Offline scanning can deliver a higher-resolution scan, but typically requires extensive post-processing, which means the scan cannot be viewed as it’s created, nor is it immediately available for review by others. Offline systems typically require a second computer (or occupy the primary computer) to perform the image-flattening computations.

  • Storage bandwidth. With digital cameras, more resolution is better, but within practical limits. By analogy, is it important to discern every pore on your subject’s face, only to have an image file too big to share by e-mail? The same is true of DVSS—more resolution can be better, but a scan big enough to resolve insignificantly small features wastes computer, network and archival media capacity.

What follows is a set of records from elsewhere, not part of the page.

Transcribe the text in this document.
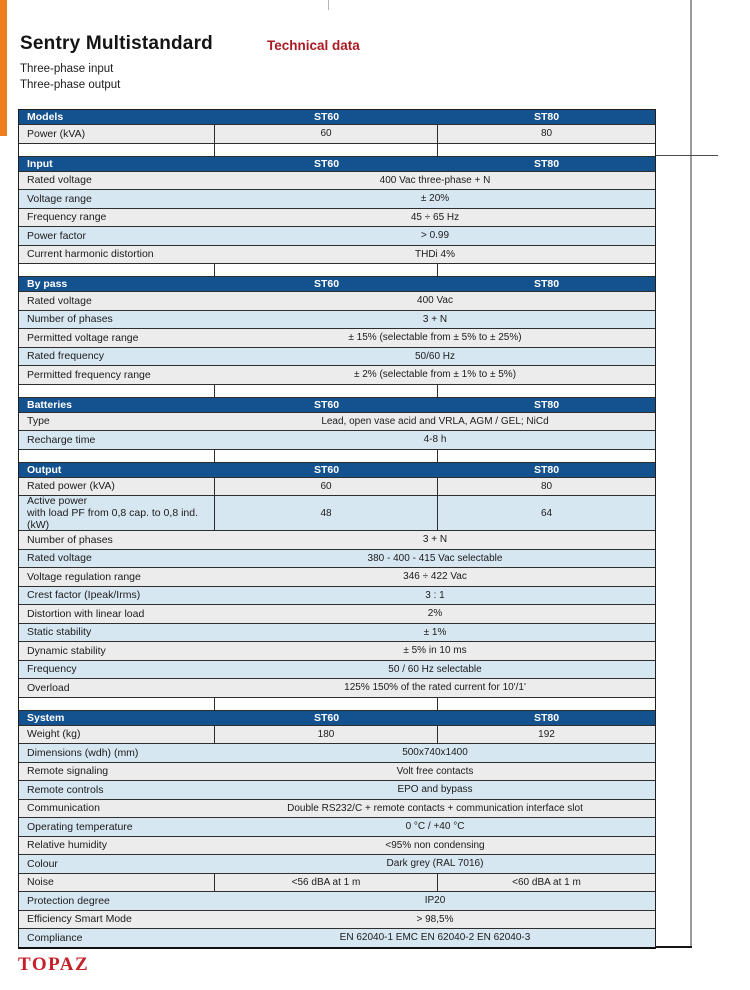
Sentry Multistandard	Technical data
Three-phase input
Three-phase output
Models	ST60	ST80
Power (kVA)	60	80
Input	ST60	ST80
Rated voltage	400 Vac three-phase + N
Voltage range	± 20%
Frequency range	45 ÷ 65 Hz
Power factor	> 0.99
Current harmonic distortion	THDi 4%
By pass	ST60	ST80
Rated voltage	400 Vac
Number of phases	3 + N
Permitted voltage range	± 15% (selectable from ± 5% to ± 25%)
Rated frequency	50/60 Hz
Permitted frequency range	± 2% (selectable from ± 1% to ± 5%)
Batteries	ST60	ST80
Type	Lead, open vase acid and VRLA, AGM / GEL; NiCd
Recharge time	4-8 h
Output	ST60	ST80
Rated power (kVA)	60	80
Active power
with load PF from 0,8 cap. to 0,8 ind. (kW)
48	64
Number of phases	3 + N
Rated voltage	380 - 400 - 415 Vac selectable
Voltage regulation range	346 ÷ 422 Vac
Crest factor (Ipeak/Irms)	3 : 1
Distortion with linear load	2%
Static stability	± 1%
Dynamic stability	± 5% in 10 ms
Frequency	50 / 60 Hz selectable
Overload	125% 150% of the rated current for 10'/1'
System	ST60	ST80
Weight (kg)	180	192
Dimensions (wdh) (mm)	500x740x1400
Remote signaling	Volt free contacts
Remote controls	EPO and bypass
Communication	Double RS232/C + remote contacts + communication interface slot
Operating temperature	0 °C / +40 °C
Relative humidity	<95% non condensing
Colour	Dark grey (RAL 7016)
Noise	<56 dBA at 1 m	<60 dBA at 1 m
Protection degree	IP20
Efficiency Smart Mode	> 98,5%
Compliance	EN 62040-1 EMC EN 62040-2 EN 62040-3
TOPAZ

Ideally, scans should be viewable on a standard computer terminal with a standard video card, easily transmitted via wireless LAN and readily archived in batches onto CD-R or DVD-R.
  • Equipment investment. Some DVSS systems are standalone, which means the DVSS camera, computer and software, as well as a crawler, cable reel and CCU, plus a vehicle in which to haul everything are purchased together in one package.

Other systems are modular, which means the DVSS camera, computer and software can be purchased to retrofit an existing crawler system. These modular systems usually require less investment. They also offer the versatility of switching between DVSS and standard video inspection, and they are easier to upgrade.

  • Ease of integration. DVSS should complement a facility’s current inspection program, not upend it. The DVSS system should integrate well with the inspection and asset-tracking software already in use. Plant personnel should be able to link databased observations to regions of the scan, correlate scans to GIS/GPS data, and easily integrate those scans into reports.

Ultimately, DVSS allows plant and utility personnel to focus on what they do best. Crawler operators can dedicate their full attention to navigating inspection equipment through pipes, while other professionals can review pipe scans more efficiently, pinpoint problems, zoom in for greater scrutiny and make annotations that are easy to share and archive. The net benefits are greater productivity, more robust data and better intelligence upon which to base critical maintenance decisions.

Author: Richard Lindner is president of Envirosight LLC, a Randolph, N.J.-based company that specializes in video pipeline inspection. The company serves industry, municipalities, contractors, departments of transportation and civil/environmental engineers.